Riding a bike can help you lose weight, recover from injury, and even get smarter—and that’s just for starters.
A study conducted by Charles Hillman back in 2007 showed that exercise boosts brainpower and helps to stave off Alzheimer’s in the elderly. That same year, Dr. Phil Tomporowski showed that kids are even more positively impacted by time on the bike—and that exercise can help control issues like ADD.
Recover From Injury
A recent study found that elderly patients with knee pain and osteoarthritis actually improved their condition when cycling was introduced to their routines, proving that as we get older, taking a time to exercise—even just spinning a few minutes a day—can be hugely beneficial.
Improve Your Heart
Cycling is also great for your heart—although not just because you love riding so much (though that’s a great reason too!). A recent study in Medicine & Science in Sports & Exercise spent five years looking at the activity of 1,500 subjects. Those who were active on a daily basis were 31-percent less likely to develop high blood pressure.

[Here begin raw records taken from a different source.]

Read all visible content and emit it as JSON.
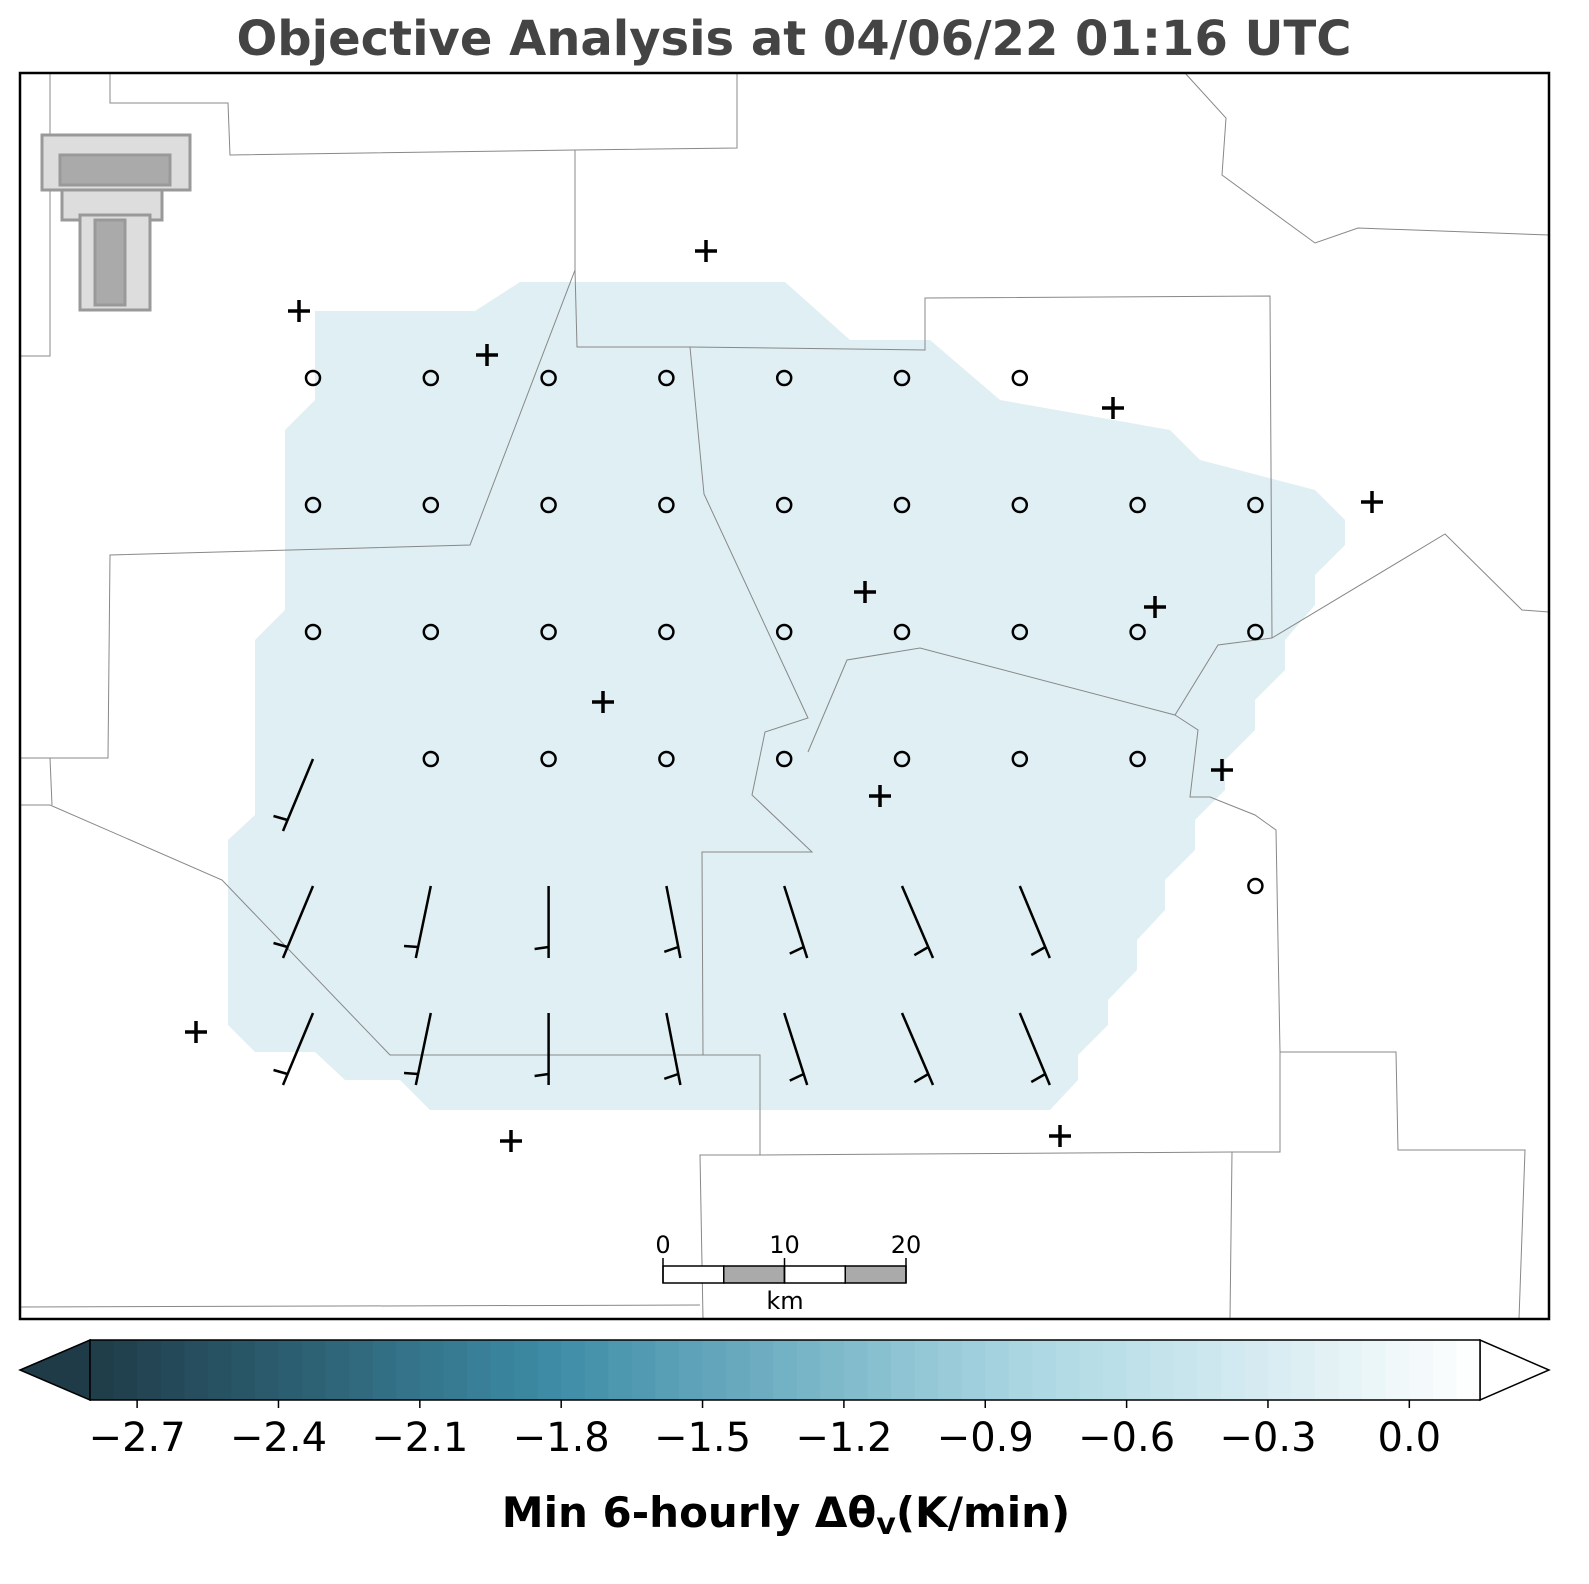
{
  "title": "Objective Analysis at 04/06/22 01:16 UTC",
  "colorbar": {
    "label": "Min 6-hourly Δθ",
    "label_sub": "v",
    "label_unit": "(K/min)",
    "lim": [
      -2.8,
      0.15
    ],
    "ticks": [
      {
        "value": -2.7,
        "label": "−2.7"
      },
      {
        "value": -2.4,
        "label": "−2.4"
      },
      {
        "value": -2.1,
        "label": "−2.1"
      },
      {
        "value": -1.8,
        "label": "−1.8"
      },
      {
        "value": -1.5,
        "label": "−1.5"
      },
      {
        "value": -1.2,
        "label": "−1.2"
      },
      {
        "value": -0.9,
        "label": "−0.9"
      },
      {
        "value": -0.6,
        "label": "−0.6"
      },
      {
        "value": -0.3,
        "label": "−0.3"
      },
      {
        "value": 0,
        "label": "0.0"
      }
    ],
    "colormap": [
      "#1f3b48",
      "#3d8ca6",
      "#a9d6e2",
      "#ffffff"
    ]
  },
  "scale_bar": {
    "ticks": [
      0,
      10,
      20
    ],
    "unit": "km"
  }
}
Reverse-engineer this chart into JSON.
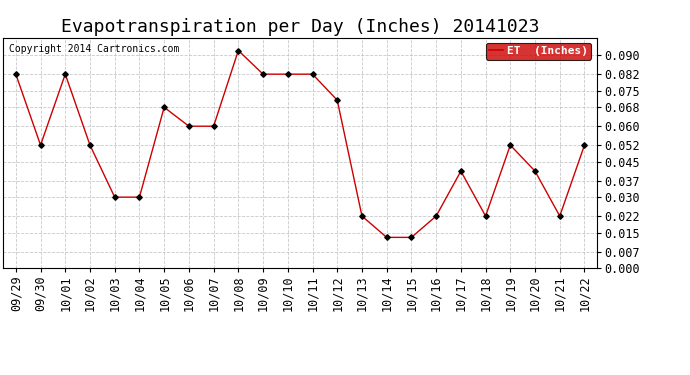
{
  "title": "Evapotranspiration per Day (Inches) 20141023",
  "copyright": "Copyright 2014 Cartronics.com",
  "legend_label": "ET  (Inches)",
  "legend_bg": "#cc0000",
  "line_color": "#cc0000",
  "marker_color": "#000000",
  "background_color": "#ffffff",
  "grid_color": "#bbbbbb",
  "dates": [
    "09/29",
    "09/30",
    "10/01",
    "10/02",
    "10/03",
    "10/04",
    "10/05",
    "10/06",
    "10/07",
    "10/08",
    "10/09",
    "10/10",
    "10/11",
    "10/12",
    "10/13",
    "10/14",
    "10/15",
    "10/16",
    "10/17",
    "10/18",
    "10/19",
    "10/20",
    "10/21",
    "10/22"
  ],
  "values": [
    0.082,
    0.052,
    0.082,
    0.052,
    0.03,
    0.03,
    0.068,
    0.06,
    0.06,
    0.092,
    0.082,
    0.082,
    0.082,
    0.071,
    0.022,
    0.013,
    0.013,
    0.022,
    0.041,
    0.022,
    0.052,
    0.041,
    0.022,
    0.052
  ],
  "ylim": [
    0.0,
    0.0975
  ],
  "yticks": [
    0.0,
    0.007,
    0.015,
    0.022,
    0.03,
    0.037,
    0.045,
    0.052,
    0.06,
    0.068,
    0.075,
    0.082,
    0.09
  ],
  "title_fontsize": 13,
  "copyright_fontsize": 7,
  "tick_fontsize": 8.5,
  "legend_fontsize": 8
}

Best news ever: You aren’t the only one who thinks spandex is super hot. A survey of 600 men and women commissioned by The British Heart Foundation found that cyclists were perceived as 13-percent more intelligent and cooler than other people, and a whopping 23 percent said a cyclist would be their preferred blind-date athlete.
It shouldn’t really come as a surprise that weight loss is one of the big benefits of regular cycling, but it bears repeating. The media is often quick to promote the idea that diet is the only way to actually shed fat, but science is proving otherwise. A recent study showed that older, diabetic women could only drop visceral fat if exercise, along with diet, was introduced into their routine. The same was proved true for younger women.
Help Prevent Cancer
Maintaining a healthy weight, regular exercise, and a conscientious diet (think lots of leafy greens, lean proteins, and healthy grains) all helps lower your risk of cancer. And a study published in the Journal of the American Medical Association recently looked at nearly 14,000 men and concluded that those with a higher fitness level as they approached middle age were at a lower risk for lung and colorectal cancer.
Feel Better About Yourself
It’s no surprise that exercise in general (and cycling in particular) helps improve your self-esteem. The next time you take the perfect mid-ride selfie, score that Strava QOM you’ve been chasing, or finish a really hard workout, your body will release a whole bunch of feel-great hormones that will make you feel like you can take over the world.
According to one study of Tour de France riders from the past, cycling actually increased their longevity. On average, the former pros lived to 81.5 years compared to the general population’s 73.5 years: a 17-percent increase! Anther study suggested that even casual bike commuters benefit: For individuals who shift from car to bicycle, it was estimated that three to 14 months could be gained compared to the potential downsides of bike commuting.